My memory of those previous discussions and is that "why shouldn't this be a crate?" never actually got a meaningful response, and the blog posts I've read about Swift's implementation never mentioned anything that would require this to be a core language feature in Rust, or even benefit from it being a core language feature. I don't know Swift that well but I got the pretty strong impression that it just doesn't have as powerful metaprogramming as Rust does. Even one of the posts you linked to is literally arguing that there's no reason this couldn't be done in a crate.
Someone just needs to actually write a crate for this.
Building it would make it heavily adopted my the machine learning community. Since Swift still uses ARC garbage collection, it's not quite preferable in production, unlike C++.
If Rust would be interested to support this, it's a significant advantage that over the short-term to long-term the deep learning community would be switching over to Rust instead of C++.
Additionally, the benefit of (any) differential support is still far from been explained to people who don't immediately understand said benefit. Not having used it and not having spent the time to actually digest any research papers on it, I still have no idea what "automatic differentiation support for Rust" even means, let alone how it would be beneficial.
(And as far as I do understand, it's basically only useful for machine learning applications, which does not do a good job of arguing that it should be a first class feature in a general programming language that still has an embarrassing backlog of accepted features to flesh out and add/stabilize.)
Something like clad (as explained in the linked papers in the opening of this thread) should be able to be implemented as a crate.
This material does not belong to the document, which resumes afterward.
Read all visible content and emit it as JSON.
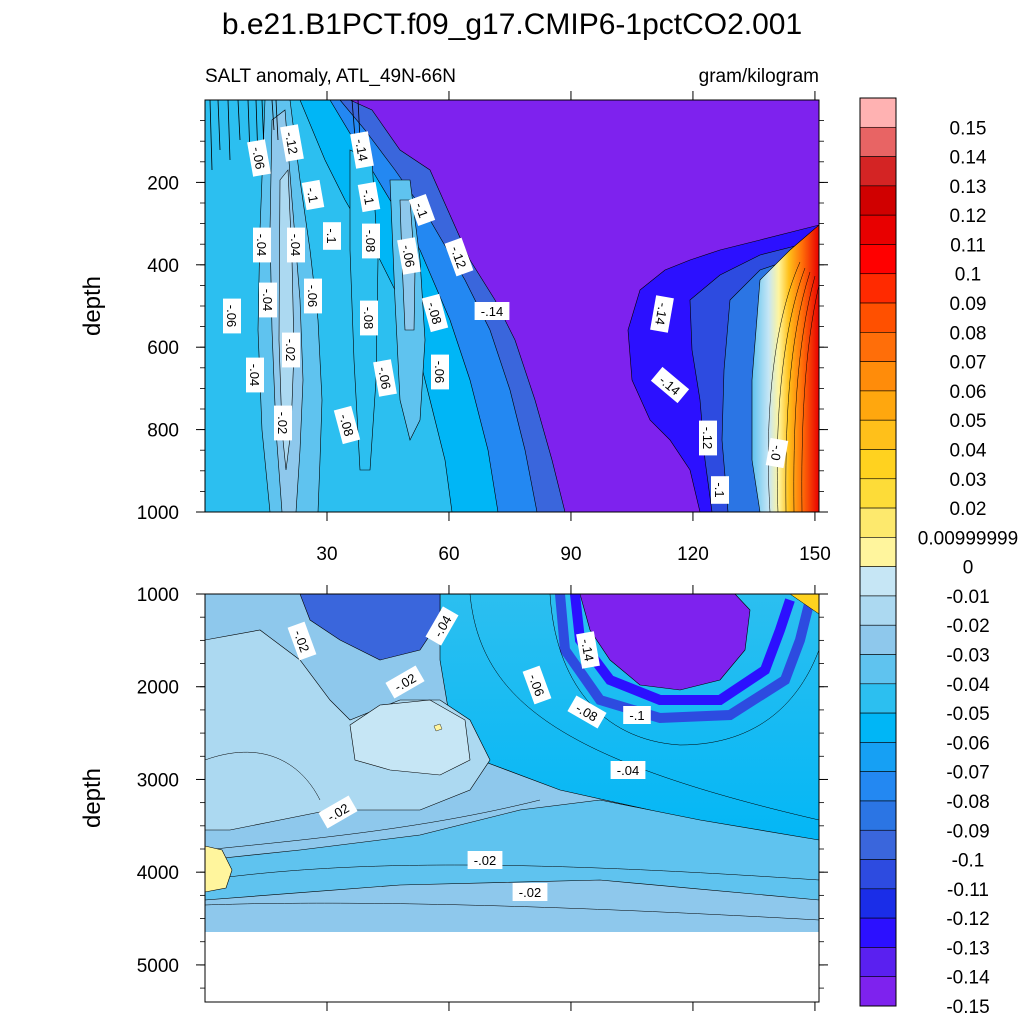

With that settled, the real question is if there's anybody who wants to work on it. I'd be surprised if there were many, given how the previous thread died out. But maybe it's just an issue of organization.
Do we have any good spaces for trying to kickstart collaborative rust projects? I'd wager a guess that people skilled in macros don't have much overlap with people who really grok the auto-differentiation.
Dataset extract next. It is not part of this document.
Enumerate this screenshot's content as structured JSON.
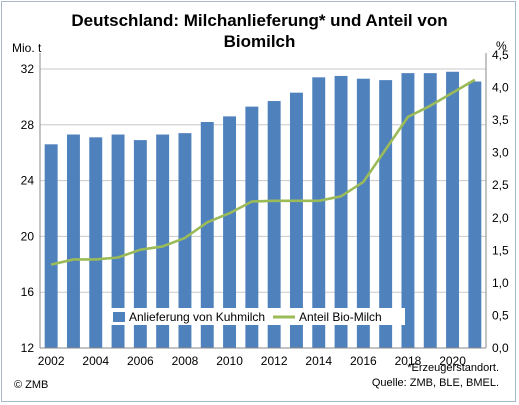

Allow me to write a full explanation on why this should be done via an internal compiler support instead of a crate. This is from my observation seeing the development of Theano, Pytorch, Tensorflow and the evolution of compiler graph -> source-to-source code transformation.
Give me two days at max. Please don't close the thread.
I think it would extremely helpful to have some kind of working, end-to-end example before writing up a proposal for a compiler change. This could be something very simple - e.g. a macro_rules! definition that only supports a few hardcoded types of functions. However, it should be a runnable example that demonstrates what the expected input and output will look like.
Please do, I'd be very interested to hear why support for AD needs direct language support in Rust rather than using eg a proc macro.
Because as I currently see it, AD requires only local analysis ie if you have the definition of an eligible function, then that is all you need in order to compute its derivative.
Contrast that with eg type checking which in general cannot be done locally because other type definitions generally need to be incorporated into the analysis.
Separate from the implementation details (which relate to whether it could just be a crate) it would be nice to see a proposed API. Knowing what is going to be accomplished would help with understanding the trade-offs. I've implemented a form of automatic differentiation, and there are huge differences between what different people mean by it. In particular, there is a huge difference between computing the derivative work respect to a few scalar variables versus the gradient with respect to a few huge arrays.
Edit: versus, I might add the challenge of finding and storing the derivative of a huge vector with respect to another huge vector, which isn't feasible simply because of memory limitations.